A slightly more complex variant of the vanilla implementation is provided when the device support sub-group operations. The loop doing the reduction at the end of the kernel then looks like:

    const uint sid = get_sub_group_id();
    const uint ssi = get_sub_group_size();
    const uint slid= get_sub_group_local_id();
    for(int i = valid_count ; i != 0 ; i /= ssi*2)
    {
        int temp = zero_elem;
        if (sid*ssi < valid_count)
        {
            temp = sub_group_reduce_op(
                op(
                    read_local(shared, i, zero_elem, sid * 2 * ssi + slid),
                    read_local(shared, i, zero_elem, sid * 2 * ssi + slid + ssi)
                )
            );
        }
        barrier(CLK_LOCAL_MEM_FENCE);
        if (sid*ssi < valid_count)
            shared[sid] = temp;
        barrier(CLK_LOCAL_MEM_FENCE);
    }
    if (lid == 0) back[wid] = shared[0];

Every sub-group (typically coinciding with some SIMD-like width of the executing device) having at least one valid input performs a sub-group collective primitive, sub_group_reduce_<op>. Communicating the results between sub-groups is done via local memory.

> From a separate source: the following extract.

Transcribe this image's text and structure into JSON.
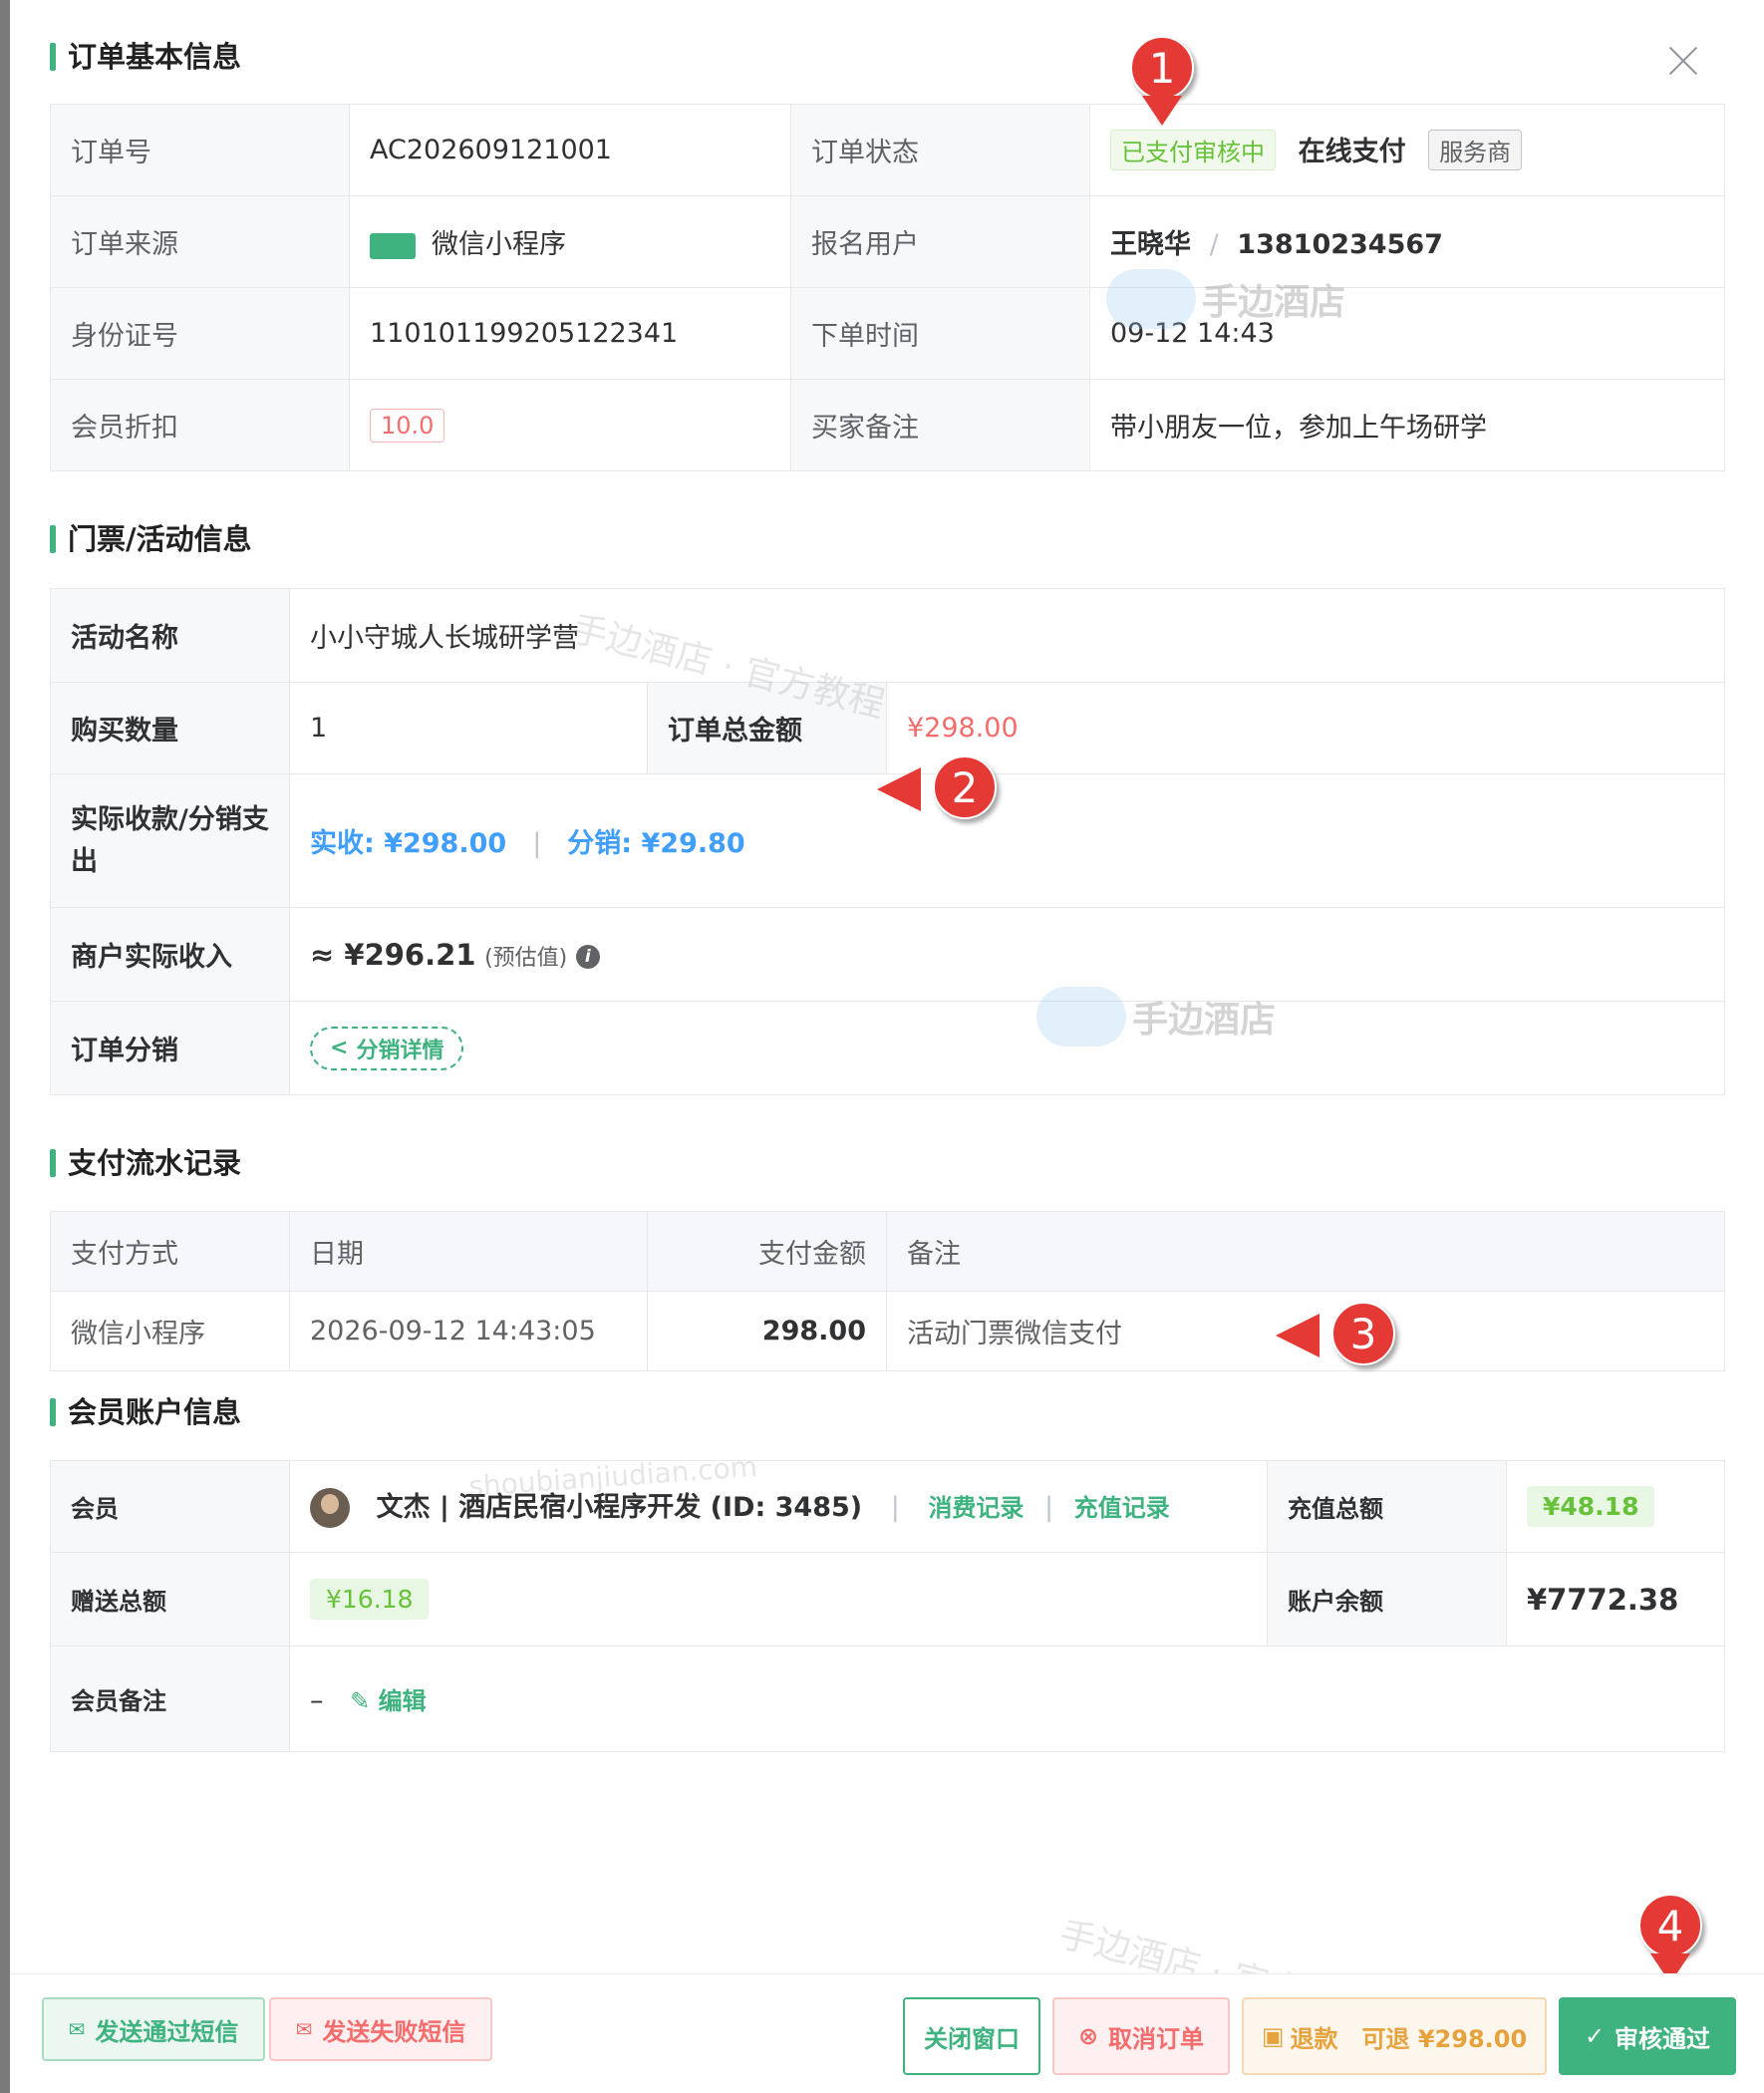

Because typically sub-groups correlate to the SIMD natue of the executing hardware, syncing work-items in sub-groups is often for free (lockstep execution) or cheaper than syncing an entire work-group. By doing sub-group reducing the input, every loop divides the input size by sub-group size * 2, as opposed to the vanilla algorithm dividing by 2 only. If the sub-group size is larger than 2, then the two barriers required for this particular implementation will still result in a net decrease in the number of work-group barriers issued, resulting in faster execution on most architectures, especially wide SIMD architectures.

Used API surface

cl::util::get_context(cl::util::Triplet)
cl::Context::getInfo<CL_CONTEXT_DEVICES>()
cl::CommandQueue(cl::Context, cl::Device)
cl::Device::getInfo<CL_DEVICE_PLATFORM>()
cl::Platform::getInfo<CL_DEVICE_PLATFORM>()
cl::util::get_program(cl::Context, cl::string)
cl::Kernel.getWorkGroupInfo<...>()
cl::KernelFunctor<...>(cl::Program, const char*)
cl::sdk::fill_with_random(...)
cl::Buffer(cl::CommandQueue, Iter, Iter, bool)
cl::copy(cl::CommandQueue, cl::Buffer, Iter, Iter)